Se encontraba tendida en un camastro viejo, sin sábanas, sólo un viejo cobertor la cubría. Sobre un cajón, que servía de mesita de noche, había una jarra con agua, un platito con un pan reseco y una vela que cintilaba en el lóbrego cuartucho. La fiebre la hacía delirar y vivía sola. Pero, unas vecinas piadosas acercaban paños mojados a sus labios resecos y en su frente, para bajar la fiebre.

Los rayos de la luna penetraban por una pequeña ventana cubierta por una cortina floreada, que en un tiempo podía haber sido bonita, esto hacía menos obscuro el lugar, la luz mortecina de la vela no daba mucha luz y hacía aún más triste la escena.

Rosita, una de las vecinas dijo:

— ¡Hay que llamar al doctor, la fiebre no le baja a esta pobre infeliz!  -para sus adentros dijo- yo creo que no pasa la noche, no sabemos si tiene familia para avisarles.

El médico del pueblo llegó apresurado; todavía era uno de esos pueblos donde el médico acudía a la visita. Después de examinarla, extendió la receta y se la dio a otra de las vecinas para que la surtiera en la farmacia y les dijo:

— Esta mujer no ha comido en varios días y su corazón está muy débil, no creo que pase la noche.

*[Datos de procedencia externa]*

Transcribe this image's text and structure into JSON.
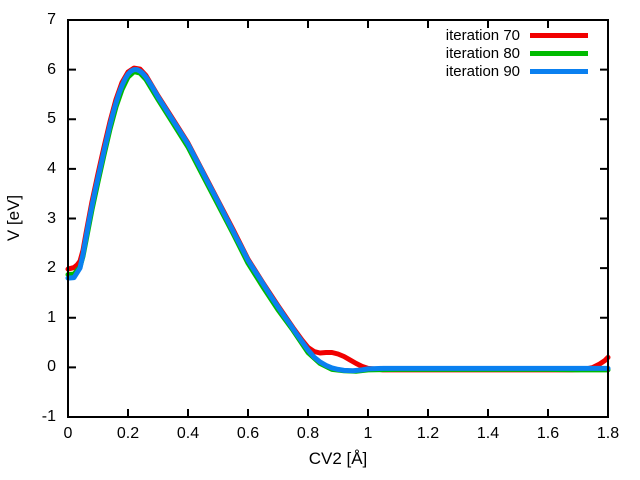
{
  "chart_data": {
    "type": "line",
    "title": "",
    "xlabel": "CV2 [Å]",
    "ylabel": "V [eV]",
    "xlim": [
      0,
      1.8
    ],
    "ylim": [
      -1,
      7
    ],
    "grid": false,
    "legend_position": "top-right-inside",
    "background_color": "#ffffff",
    "axis_color": "#000000",
    "xtick_labels": [
      "0",
      "0.2",
      "0.4",
      "0.6",
      "0.8",
      "1",
      "1.2",
      "1.4",
      "1.6",
      "1.8"
    ],
    "xtick_values": [
      0,
      0.2,
      0.4,
      0.6,
      0.8,
      1.0,
      1.2,
      1.4,
      1.6,
      1.8
    ],
    "ytick_labels": [
      "-1",
      "0",
      "1",
      "2",
      "3",
      "4",
      "5",
      "6",
      "7"
    ],
    "ytick_values": [
      -1,
      0,
      1,
      2,
      3,
      4,
      5,
      6,
      7
    ],
    "series": [
      {
        "name": "iteration 70",
        "color": "#f10000",
        "points": [
          [
            0.0,
            1.98
          ],
          [
            0.02,
            2.01
          ],
          [
            0.03,
            2.06
          ],
          [
            0.04,
            2.14
          ],
          [
            0.05,
            2.36
          ],
          [
            0.06,
            2.7
          ],
          [
            0.08,
            3.34
          ],
          [
            0.1,
            3.9
          ],
          [
            0.12,
            4.44
          ],
          [
            0.14,
            4.95
          ],
          [
            0.16,
            5.4
          ],
          [
            0.18,
            5.74
          ],
          [
            0.2,
            5.95
          ],
          [
            0.22,
            6.03
          ],
          [
            0.24,
            6.01
          ],
          [
            0.26,
            5.88
          ],
          [
            0.3,
            5.47
          ],
          [
            0.35,
            5.0
          ],
          [
            0.4,
            4.52
          ],
          [
            0.45,
            3.94
          ],
          [
            0.5,
            3.36
          ],
          [
            0.55,
            2.78
          ],
          [
            0.6,
            2.18
          ],
          [
            0.65,
            1.7
          ],
          [
            0.7,
            1.24
          ],
          [
            0.75,
            0.8
          ],
          [
            0.78,
            0.55
          ],
          [
            0.8,
            0.4
          ],
          [
            0.82,
            0.32
          ],
          [
            0.84,
            0.29
          ],
          [
            0.86,
            0.3
          ],
          [
            0.88,
            0.3
          ],
          [
            0.9,
            0.27
          ],
          [
            0.92,
            0.22
          ],
          [
            0.94,
            0.15
          ],
          [
            0.96,
            0.08
          ],
          [
            0.98,
            0.02
          ],
          [
            1.0,
            -0.02
          ],
          [
            1.05,
            -0.05
          ],
          [
            1.1,
            -0.05
          ],
          [
            1.2,
            -0.05
          ],
          [
            1.3,
            -0.05
          ],
          [
            1.4,
            -0.05
          ],
          [
            1.5,
            -0.05
          ],
          [
            1.6,
            -0.05
          ],
          [
            1.68,
            -0.05
          ],
          [
            1.72,
            -0.04
          ],
          [
            1.75,
            0.0
          ],
          [
            1.77,
            0.06
          ],
          [
            1.79,
            0.14
          ],
          [
            1.8,
            0.2
          ]
        ]
      },
      {
        "name": "iteration 80",
        "color": "#00bb00",
        "points": [
          [
            0.0,
            1.87
          ],
          [
            0.02,
            1.88
          ],
          [
            0.04,
            2.02
          ],
          [
            0.05,
            2.24
          ],
          [
            0.06,
            2.55
          ],
          [
            0.08,
            3.18
          ],
          [
            0.1,
            3.74
          ],
          [
            0.12,
            4.28
          ],
          [
            0.14,
            4.8
          ],
          [
            0.16,
            5.25
          ],
          [
            0.18,
            5.6
          ],
          [
            0.2,
            5.85
          ],
          [
            0.22,
            5.96
          ],
          [
            0.24,
            5.93
          ],
          [
            0.26,
            5.8
          ],
          [
            0.3,
            5.4
          ],
          [
            0.35,
            4.92
          ],
          [
            0.4,
            4.44
          ],
          [
            0.45,
            3.86
          ],
          [
            0.5,
            3.28
          ],
          [
            0.55,
            2.7
          ],
          [
            0.6,
            2.1
          ],
          [
            0.65,
            1.62
          ],
          [
            0.7,
            1.16
          ],
          [
            0.75,
            0.75
          ],
          [
            0.8,
            0.3
          ],
          [
            0.84,
            0.08
          ],
          [
            0.88,
            -0.04
          ],
          [
            0.92,
            -0.07
          ],
          [
            0.96,
            -0.08
          ],
          [
            1.0,
            -0.05
          ],
          [
            1.1,
            -0.04
          ],
          [
            1.2,
            -0.04
          ],
          [
            1.4,
            -0.04
          ],
          [
            1.6,
            -0.04
          ],
          [
            1.7,
            -0.05
          ],
          [
            1.8,
            -0.05
          ]
        ]
      },
      {
        "name": "iteration 90",
        "color": "#0a80f0",
        "points": [
          [
            0.0,
            1.8
          ],
          [
            0.02,
            1.81
          ],
          [
            0.04,
            2.0
          ],
          [
            0.05,
            2.28
          ],
          [
            0.06,
            2.62
          ],
          [
            0.07,
            2.95
          ],
          [
            0.08,
            3.26
          ],
          [
            0.09,
            3.55
          ],
          [
            0.1,
            3.82
          ],
          [
            0.11,
            4.09
          ],
          [
            0.12,
            4.36
          ],
          [
            0.13,
            4.62
          ],
          [
            0.14,
            4.88
          ],
          [
            0.15,
            5.12
          ],
          [
            0.16,
            5.33
          ],
          [
            0.17,
            5.52
          ],
          [
            0.18,
            5.68
          ],
          [
            0.19,
            5.81
          ],
          [
            0.2,
            5.91
          ],
          [
            0.21,
            5.97
          ],
          [
            0.22,
            6.0
          ],
          [
            0.23,
            6.0
          ],
          [
            0.24,
            5.97
          ],
          [
            0.25,
            5.92
          ],
          [
            0.26,
            5.85
          ],
          [
            0.28,
            5.66
          ],
          [
            0.3,
            5.45
          ],
          [
            0.32,
            5.26
          ],
          [
            0.34,
            5.07
          ],
          [
            0.36,
            4.88
          ],
          [
            0.38,
            4.69
          ],
          [
            0.4,
            4.5
          ],
          [
            0.42,
            4.27
          ],
          [
            0.44,
            4.04
          ],
          [
            0.46,
            3.8
          ],
          [
            0.48,
            3.57
          ],
          [
            0.5,
            3.34
          ],
          [
            0.52,
            3.1
          ],
          [
            0.54,
            2.87
          ],
          [
            0.56,
            2.63
          ],
          [
            0.58,
            2.4
          ],
          [
            0.6,
            2.16
          ],
          [
            0.62,
            1.97
          ],
          [
            0.64,
            1.78
          ],
          [
            0.66,
            1.59
          ],
          [
            0.68,
            1.4
          ],
          [
            0.7,
            1.22
          ],
          [
            0.72,
            1.04
          ],
          [
            0.74,
            0.87
          ],
          [
            0.76,
            0.69
          ],
          [
            0.78,
            0.52
          ],
          [
            0.8,
            0.35
          ],
          [
            0.82,
            0.21
          ],
          [
            0.84,
            0.11
          ],
          [
            0.86,
            0.04
          ],
          [
            0.88,
            -0.01
          ],
          [
            0.9,
            -0.04
          ],
          [
            0.92,
            -0.06
          ],
          [
            0.95,
            -0.07
          ],
          [
            0.98,
            -0.05
          ],
          [
            1.0,
            -0.03
          ],
          [
            1.05,
            -0.02
          ],
          [
            1.1,
            -0.02
          ],
          [
            1.2,
            -0.02
          ],
          [
            1.3,
            -0.02
          ],
          [
            1.4,
            -0.02
          ],
          [
            1.5,
            -0.02
          ],
          [
            1.6,
            -0.02
          ],
          [
            1.7,
            -0.02
          ],
          [
            1.8,
            -0.02
          ]
        ]
      }
    ]
  }
}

Ella, a ratos, escuchaba lo que decían y pensaba que no iba a morir, que era fuerte, que todavía tenía muchas cosas que hacer; la primera, salir de esa pocilga, no recordaba cómo había llegado a esa situación. Había sido una mujer emprendedora, trabajadora y responsable ¿Qué era lo que había pasado?, no lo recordaba. La fiebre no cedía y, cuando deliraba, balbuceaba cosas que las vecinas no entendían.

La vela estaba a punto de extinguirse, y Rosita pensó que era mejor traer más, tal vez tendrían que velarla, ella moriría esa noche.

El médico volvió a examinarla, y notó que ya no tenía pulso. — Dijo a las piadosas vecinas: — Ya no hay nada que hacer.

En ese momento, ella despertó, y vio que se encontraba en su cómoda cama, en su habitación, vio su escritorio en una esquina y sobre el mismo su laptop, su ropa bien acomodada para salir a su trabajo; tenía techo, comida y vestido, aunque, ciertamente estaba sola. Su familia estaba lejos de ella, afectiva y físicamente. ¿Era a causa de ella? o de su familia, no se lo podía responder, pero sabía que tenía que hacer algo, no sabía qué, para acercarse a ellos. Nunca había sido una familia unida y no entendía las razones. El día empezaba a despuntar, se incorporó y se dirigió a la cocina para servirse un café y empezó a meditar, a tratar de encontrar una solución. La pesadilla era recurrente, algo en su subconsciente la hacía repetitiva.